Creator God, Faithfully obeying you and drawing outside the lines, may our lives become beautiful pieces of love and grace. Amen.
Saturday, November 19, 2016
“I will be their God and they shall be my people” (Jeremiah 31:33b).
Julius Caesar and his army crossed the Rubicon River in 49 BCE. It was considered an act of insurrection and treason. The decision was made, however, and there was no turning back.
In February, 1519 Hernan Cortes landed on the shores of Mexico and began the conquest of the Aztec people. It is said that Cortes had all of his ships burned so that every soldier knew that they were committed to establishing Spanish control of the region. The decision had been made and there was no going back. After signing scores of papers, Jill and Steve Huseman purchased a house. It was theirs. The decision had been made and there was no turning back.

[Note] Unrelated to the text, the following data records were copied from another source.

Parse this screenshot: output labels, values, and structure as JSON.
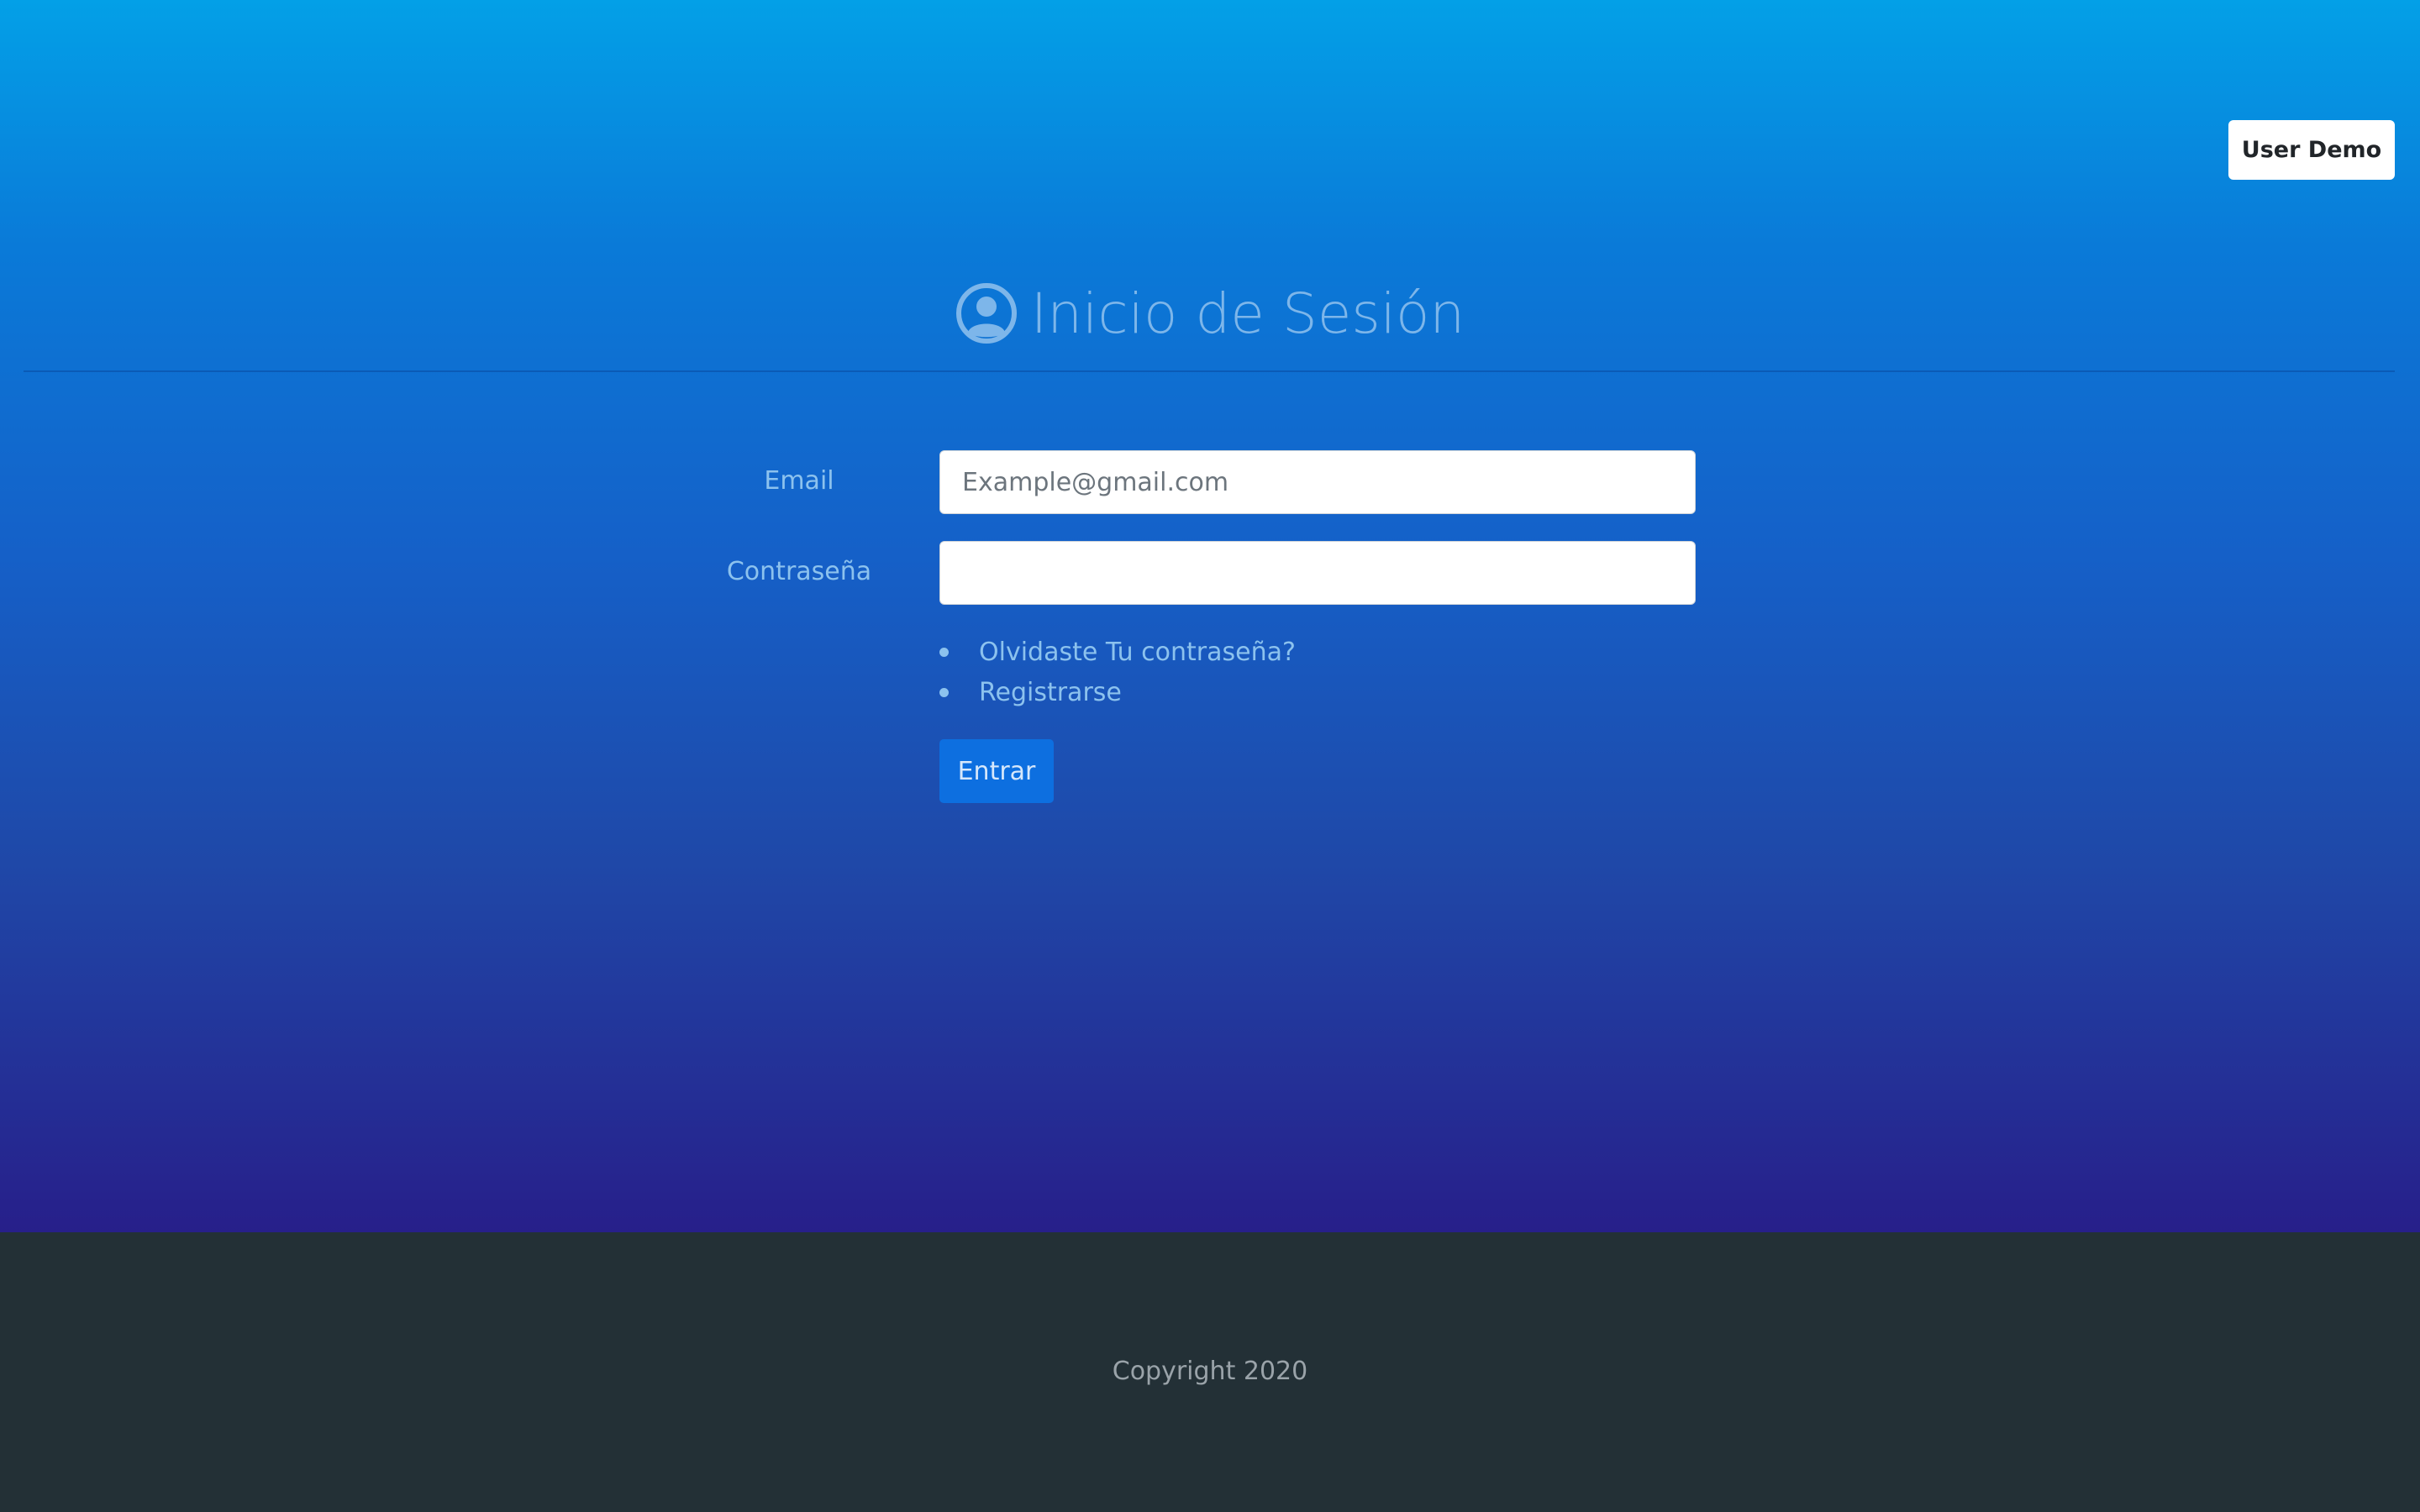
{
  "header": {
    "user_button_label": "User Demo"
  },
  "login": {
    "title": "Inicio de Sesión",
    "icon": "user-circle-icon",
    "email_label": "Email",
    "email_placeholder": "Example@gmail.com",
    "email_value": "",
    "password_label": "Contraseña",
    "password_value": "",
    "links": [
      {
        "label": "Olvidaste Tu contraseña?"
      },
      {
        "label": "Registrarse"
      }
    ],
    "submit_label": "Entrar"
  },
  "footer": {
    "copyright": "Copyright 2020"
  },
  "colors": {
    "gradient_top": "#03a0e7",
    "gradient_bottom": "#271f8a",
    "primary_button": "#0d6fe0",
    "footer_background": "#233036",
    "label_text": "#8cc2ee"
  }
}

God made a decision that the people of Israel and Judah would be God’s people and that the Lord would be their God. The decision had been made and there was no turning back. Hundreds of years later the author of the gospel of John wrote that, “God so loved the world ….” (John 3:16). Jesus lived, died and rose again so that everyone in the world might live in a relationship with God. The decision had been made and there was no turning back. God has called us by our baptism to be God’s people. God adopts us into God’s family. God promises that God will never leave us or forsake us. The decision has been made and there is no turning back. We can only go forward boldly with that knowledge in our hearts.
Faithful God, You have made us yours. Empower us so that we are able to live for you. Amen.
Sunday, November 20, 2016
“For they shall all know me, from the least of them to the greatest” (Jeremiah 31:34).
Kristen danced around her younger brother chanting, “I know something you don’t know. I know something you don’t know.” Kristen enjoyed the little jolt of power that such knowledge gave her. “Okay, so tell me what you know that I don’t know,” her brother pleaded. “I can’t,” Kristen giggled. She didn’t want to give away her power. “It’s a secret.”
Knowledge is power. Before the Bible was translated into common languages, the clergy used their knowledge of Latin to exercise power over the laity. Keeping slaves illiterate was one way white slave owners controlled their slaves. Knowledge has been used to separate the rulers from those they rule, the rich from the poor, and the “in” group from the “out” group. Even in open, democratic societies knowledge is still used in this manner.
In God’s kingdom knowledge is shared with everyone. There are no secrets and no power can be exerted. In God’s kingdom everyone knows that God is a God of steadfast love, overwhelming grace and unconditional forgiveness. Everyone knows that God will never leave them nor forsake them. With this knowledge we powerfully and boldly share the good news of God’s love and grace with our words and actions—and we won’t stop until everyone knows.